Die schlechte Botschaft zuerst: Der Bahnhof Stadelhofen bleibt leider für viele Pendler noch lange ein – wahrscheinlich weiterhin pannenanfälliges – Nadelöhr. Und damit ein Quell des Ärgers. Denn eine markante Entlastung durch ein viertes, unterirdisches Gleis mit Anschluss Richtung Stettbach und einem zweiten, einspurigen Riesbachtunnel zwischen Stadelhofen und Tiefenbrunnen, gibt es frühestens im Jahr 2028.

Das räumten gestern selbst jene Vertreter im Kantonsrat ein, die die VCS-Initiative zum Bahnhof Stadelhofen nicht zuletzt deshalb lanciert hatten, um die entsprechenden Ausbauschritte zu beschleunigen.

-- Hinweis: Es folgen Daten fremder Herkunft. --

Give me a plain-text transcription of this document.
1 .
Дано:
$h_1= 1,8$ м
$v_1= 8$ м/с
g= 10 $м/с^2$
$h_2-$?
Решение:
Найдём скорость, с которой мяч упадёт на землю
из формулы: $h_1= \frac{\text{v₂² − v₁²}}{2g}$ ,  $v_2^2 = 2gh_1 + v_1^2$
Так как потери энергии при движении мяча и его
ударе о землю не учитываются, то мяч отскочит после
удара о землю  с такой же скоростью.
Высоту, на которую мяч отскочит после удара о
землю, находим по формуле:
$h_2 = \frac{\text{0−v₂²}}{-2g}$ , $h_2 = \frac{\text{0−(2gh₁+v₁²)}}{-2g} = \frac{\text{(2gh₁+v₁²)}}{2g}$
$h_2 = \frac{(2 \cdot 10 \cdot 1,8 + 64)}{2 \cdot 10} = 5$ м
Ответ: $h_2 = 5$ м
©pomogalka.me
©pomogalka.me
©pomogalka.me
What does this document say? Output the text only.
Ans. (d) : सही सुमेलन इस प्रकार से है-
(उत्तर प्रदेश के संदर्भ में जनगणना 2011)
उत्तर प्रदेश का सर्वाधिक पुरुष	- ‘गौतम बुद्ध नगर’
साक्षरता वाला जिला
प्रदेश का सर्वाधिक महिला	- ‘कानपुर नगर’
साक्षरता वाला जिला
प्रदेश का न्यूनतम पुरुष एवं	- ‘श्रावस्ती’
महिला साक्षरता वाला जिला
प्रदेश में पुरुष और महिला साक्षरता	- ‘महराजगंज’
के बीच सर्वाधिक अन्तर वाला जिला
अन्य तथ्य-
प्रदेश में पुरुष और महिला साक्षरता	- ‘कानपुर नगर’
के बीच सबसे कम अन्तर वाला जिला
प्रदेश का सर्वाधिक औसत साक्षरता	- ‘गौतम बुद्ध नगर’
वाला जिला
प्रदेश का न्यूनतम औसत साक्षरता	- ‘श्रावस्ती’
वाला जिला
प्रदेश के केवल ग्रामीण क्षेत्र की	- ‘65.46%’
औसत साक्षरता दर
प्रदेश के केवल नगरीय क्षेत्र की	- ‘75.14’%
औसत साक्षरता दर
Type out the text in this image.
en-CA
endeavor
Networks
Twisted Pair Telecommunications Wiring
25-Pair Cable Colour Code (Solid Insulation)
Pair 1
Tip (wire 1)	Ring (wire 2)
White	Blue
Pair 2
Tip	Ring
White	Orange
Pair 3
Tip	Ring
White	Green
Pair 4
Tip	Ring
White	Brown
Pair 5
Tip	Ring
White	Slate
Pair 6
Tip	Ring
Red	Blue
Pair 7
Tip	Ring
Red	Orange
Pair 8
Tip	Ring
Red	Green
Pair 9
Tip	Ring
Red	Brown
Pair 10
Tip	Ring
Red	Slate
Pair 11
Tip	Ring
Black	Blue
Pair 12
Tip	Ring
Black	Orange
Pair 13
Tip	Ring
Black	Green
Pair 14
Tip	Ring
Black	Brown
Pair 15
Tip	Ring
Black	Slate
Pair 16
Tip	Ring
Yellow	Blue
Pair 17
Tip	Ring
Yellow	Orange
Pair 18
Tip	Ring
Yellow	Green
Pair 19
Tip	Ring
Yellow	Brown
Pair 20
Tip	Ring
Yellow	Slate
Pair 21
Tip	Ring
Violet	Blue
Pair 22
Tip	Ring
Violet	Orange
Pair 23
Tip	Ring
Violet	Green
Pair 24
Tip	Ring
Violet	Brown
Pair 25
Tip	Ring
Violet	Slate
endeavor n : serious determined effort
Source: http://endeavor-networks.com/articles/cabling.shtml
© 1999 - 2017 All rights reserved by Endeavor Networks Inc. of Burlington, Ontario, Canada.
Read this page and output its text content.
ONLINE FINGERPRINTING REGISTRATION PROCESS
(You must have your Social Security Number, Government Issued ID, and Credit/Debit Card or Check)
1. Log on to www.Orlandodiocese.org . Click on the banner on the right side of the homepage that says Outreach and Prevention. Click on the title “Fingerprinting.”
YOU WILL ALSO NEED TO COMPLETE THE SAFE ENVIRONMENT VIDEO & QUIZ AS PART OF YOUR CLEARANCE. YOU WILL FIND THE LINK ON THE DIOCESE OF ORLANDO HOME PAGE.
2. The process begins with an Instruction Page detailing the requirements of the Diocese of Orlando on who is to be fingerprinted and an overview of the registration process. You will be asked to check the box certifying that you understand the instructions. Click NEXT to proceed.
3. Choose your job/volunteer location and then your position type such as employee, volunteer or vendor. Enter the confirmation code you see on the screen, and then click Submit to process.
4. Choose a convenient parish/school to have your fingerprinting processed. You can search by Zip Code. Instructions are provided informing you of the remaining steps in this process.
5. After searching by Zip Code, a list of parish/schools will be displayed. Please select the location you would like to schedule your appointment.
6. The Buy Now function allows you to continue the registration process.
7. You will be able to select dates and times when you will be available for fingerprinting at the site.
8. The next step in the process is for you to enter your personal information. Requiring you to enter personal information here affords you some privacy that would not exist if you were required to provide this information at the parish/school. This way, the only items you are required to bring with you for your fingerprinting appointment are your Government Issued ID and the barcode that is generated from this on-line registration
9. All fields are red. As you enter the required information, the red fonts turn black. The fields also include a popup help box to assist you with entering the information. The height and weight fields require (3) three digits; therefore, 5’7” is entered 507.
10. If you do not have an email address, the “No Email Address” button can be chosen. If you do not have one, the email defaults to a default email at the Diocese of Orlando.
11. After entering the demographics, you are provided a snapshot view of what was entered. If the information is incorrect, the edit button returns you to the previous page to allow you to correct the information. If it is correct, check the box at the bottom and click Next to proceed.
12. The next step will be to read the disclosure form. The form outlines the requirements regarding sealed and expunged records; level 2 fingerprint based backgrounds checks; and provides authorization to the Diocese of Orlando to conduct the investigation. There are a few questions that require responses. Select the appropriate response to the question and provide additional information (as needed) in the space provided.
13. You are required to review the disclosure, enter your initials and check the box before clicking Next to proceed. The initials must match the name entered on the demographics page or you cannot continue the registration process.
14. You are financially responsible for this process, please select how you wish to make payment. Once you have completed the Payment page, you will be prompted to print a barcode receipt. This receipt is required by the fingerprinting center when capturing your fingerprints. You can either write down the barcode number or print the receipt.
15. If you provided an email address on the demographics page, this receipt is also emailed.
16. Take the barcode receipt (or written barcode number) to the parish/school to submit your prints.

Bund und Kanton gehen ihrerseits davon aus, dass die geplanten Vorhaben – welche zwischen 470 und 670 Millionen Franken kosten sollen – bis 2030 umgesetzt sein werden.

Die gute Nachricht ist immerhin: Der Ausbau eines der meist frequentierten Bahnhöfe der Schweiz – rund 135 000 Passagiere pro Tag – ist bei den Zürcher Politikern unbestritten. Von links bis rechts ist man sich der Notwendigkeit der Entlastung für den Bahnhof Stadelhofen bewusst. Doch der Weg, der zu diesem Ziel führt, blieb auch gestern im Kantonsrat umstritten.

Dass der VCS in seiner Initiative eine Vorfinanzierung des Ausbaus des Bahnhofs Stadelhofen durch den Kanton Zürich – à la Durchmesserlinie – forderte, begrüssten gestern insbesondere Grüne und Grünliberale. Die Mehrheit der SP und die Bürgerlichen lehnten dieses Ansinnen jedoch entschieden ab. Der Rat sprach sich schliesslich mit 125 gegen 17 Stimmen deutlich gegen die VCS-Initiative aus. Auch ein Gegenvorschlag der Grünliberalen mit der offeneren Formulierung «sämtliche Massnahmen zu ergreifen, die zur raschen Realisierung des Ausbaus des Bahnhofs Stadelhofen führen» scheiterte auf Antrag der Verkehrskommission (KEVU) mit 125 gegen 49 Stimmen.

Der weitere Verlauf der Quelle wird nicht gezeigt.